L’effetto midterm inizia a farsi sentire. Il Senato americano, da gennaio a maggioranza repubblicana a causa della tornata elettorale del 4 novembre scorso, ha bloccato la riforma della National Security Agency, l’agenzia al centro di uno scandalo mondiale dopo le rivelazioni sui suoi programmi di ascolto fatte dall’ex contractor Edward Snowden. Ma quello sui poteri dell’intelligence non è l’unico dossier sul quale sono attesi mutamenti e cambi di programma per l’Amministrazione di Barack Obama.
FREEDOM ACT
La misura, voluta dalla Casa Bianca, per cambiare pelle all’Nsa, si chiama Freedom Act e mira a fermare la raccolta automatica di dati dalle chiamate telefoniche degli americani. Il testo non è passato per due soli consensi, ma ha avuto 58 voti invece dei 60 necessari per l’avvio della discussione.

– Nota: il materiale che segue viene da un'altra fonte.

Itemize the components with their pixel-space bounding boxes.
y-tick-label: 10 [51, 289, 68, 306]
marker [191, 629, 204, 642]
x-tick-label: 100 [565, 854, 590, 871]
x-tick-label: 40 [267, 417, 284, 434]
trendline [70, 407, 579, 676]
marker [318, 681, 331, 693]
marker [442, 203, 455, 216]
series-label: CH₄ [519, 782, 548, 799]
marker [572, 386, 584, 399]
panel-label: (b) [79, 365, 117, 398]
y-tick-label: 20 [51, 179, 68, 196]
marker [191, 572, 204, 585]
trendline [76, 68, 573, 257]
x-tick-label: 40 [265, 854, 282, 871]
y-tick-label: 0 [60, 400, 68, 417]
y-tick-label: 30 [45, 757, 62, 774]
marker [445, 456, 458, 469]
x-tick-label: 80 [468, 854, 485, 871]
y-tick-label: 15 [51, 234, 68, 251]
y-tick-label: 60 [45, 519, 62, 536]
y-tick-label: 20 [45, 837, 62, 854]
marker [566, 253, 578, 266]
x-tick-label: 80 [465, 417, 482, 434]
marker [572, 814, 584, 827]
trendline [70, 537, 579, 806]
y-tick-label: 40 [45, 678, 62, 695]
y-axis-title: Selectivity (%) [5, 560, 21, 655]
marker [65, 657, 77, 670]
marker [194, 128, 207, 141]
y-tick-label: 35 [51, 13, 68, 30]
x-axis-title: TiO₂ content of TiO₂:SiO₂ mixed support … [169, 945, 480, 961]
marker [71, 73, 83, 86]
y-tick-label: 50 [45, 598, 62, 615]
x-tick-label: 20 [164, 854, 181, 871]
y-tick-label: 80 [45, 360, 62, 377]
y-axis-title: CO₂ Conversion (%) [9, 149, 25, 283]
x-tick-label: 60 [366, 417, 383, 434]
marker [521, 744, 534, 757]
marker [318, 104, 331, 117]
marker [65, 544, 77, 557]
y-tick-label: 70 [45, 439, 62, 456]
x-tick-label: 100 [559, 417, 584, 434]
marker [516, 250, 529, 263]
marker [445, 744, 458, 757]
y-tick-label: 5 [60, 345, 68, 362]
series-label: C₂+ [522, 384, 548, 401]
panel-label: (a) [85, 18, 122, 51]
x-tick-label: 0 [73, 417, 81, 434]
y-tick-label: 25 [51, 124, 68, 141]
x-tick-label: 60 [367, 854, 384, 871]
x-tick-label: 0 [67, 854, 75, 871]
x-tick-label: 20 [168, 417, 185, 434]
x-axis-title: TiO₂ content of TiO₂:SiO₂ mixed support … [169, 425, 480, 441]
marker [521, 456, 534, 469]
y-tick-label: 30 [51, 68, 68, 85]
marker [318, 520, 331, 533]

Ogni progetto di riforma, dunque, è rinviato all’anno prossimo, quando a Capitol Hill s’insedierà il nuovo Congresso controllato interamente dal Gop. Difficile, ad ogni modo, ipotizzare che i Repubblicani smantellino l’esistente, ovvere il Patriot Act, – la legge anti-terrorismo approvata subito dopo l’11 settembre, che estende di fatto i poteri d’intervento dell’intelligence e dell’autorità giudiziaria, autorizzando controlli approfonditi a tutti i livelli – tanto più in un momento in cui l’opinione pubblica americana sembra spaventata per il rischio di attentati terroristici ad opera di una nuova minaccia, l’Isis.
NET NEUTRALITY
Alla questione della privacy ne segue una ancora più ampia, riguardante la cosiddetta net neutrality, che potrebbe costituire un’altra delusione per Obama. La White House – come ha riportato su Formiche.net Patrizia Licata – non ha avuto remore nell’indicare che la banda larga, e quindi Internet, sono beni comparabili a elettricità e acqua, una public utility, un servizio pubblico, e come tali vanno regolati. E anche se la decisione ultima spetta alla Federal Communications Commission, i Repubblicani sono da sempre schierati con le aziende della banda larga (gli Internet service provider o Isp) che ritengono che osteggiano la misura, perché ritengono che regole poco invasive siano garanzia di innovazione e investimenti continui in reti e servizi.
KEYSTONE XL
Un’altra batosta per il presidente potrebbe giungere dall’oleodotto Keystone XL, un progetto al centro di una forte polemica ambientale. Il Senato ha bocciato, ieri pomeriggio (notte in Italia), il disegno di legge che avrebbe agevolato il completamento dell’infrastruttura, che trasporterà il petrolio dalle sabbie bituminose del Canada alle raffinerie sulla costa del Golfo del Texas. Il testo ha ricevuto 59 voti favorevoli e 41 contrari, senza raggiungere i 60 utili per arrivare alla Casa Bianca. La settimana scorsa la legge era stata approvata a larga maggioranza alla Camera, dominata dai Repubblicani. Uno scenario che si riproporrà anche al Senato, dove il Gop, quando sarà in maggioranza da gennaio, ha fatto sapere che ripresenterà la legge. Obama potrebbe porre il veto presidenziale e stoppare il progetto, al quale è contrario, ma il segnale di debolezza politica sarebbe chiaro, secondo molti analisti.
TTIP
L’unico terreno reale di dialogo con i Repubblicani sembra essere quello del Ttip, il partenariato trans-atlantico per il commercio e gli investimenti.
Finora, a frenare l’accordo, ci sono stati sì le numerose divergenze di vedute tra Usa ed Europa, ma anche i problemi interni alla politica a stelle e strisce, che hanno ostacolato non di poco le possibilità negoziali del presidente americano. Le frange più protezioniste di Capitol Hill, si trovano proprio nel partito del capo di Stato. Il Gop vedrebbe di buon occhio le maggiori opportunità commerciali che si aprirebbero per le corporation Usa a fronte di un successo del trattato (che Obama considera invece fondamentale in chiave geopolitica). Ecco perché una convergenza sul dossier appare possibile.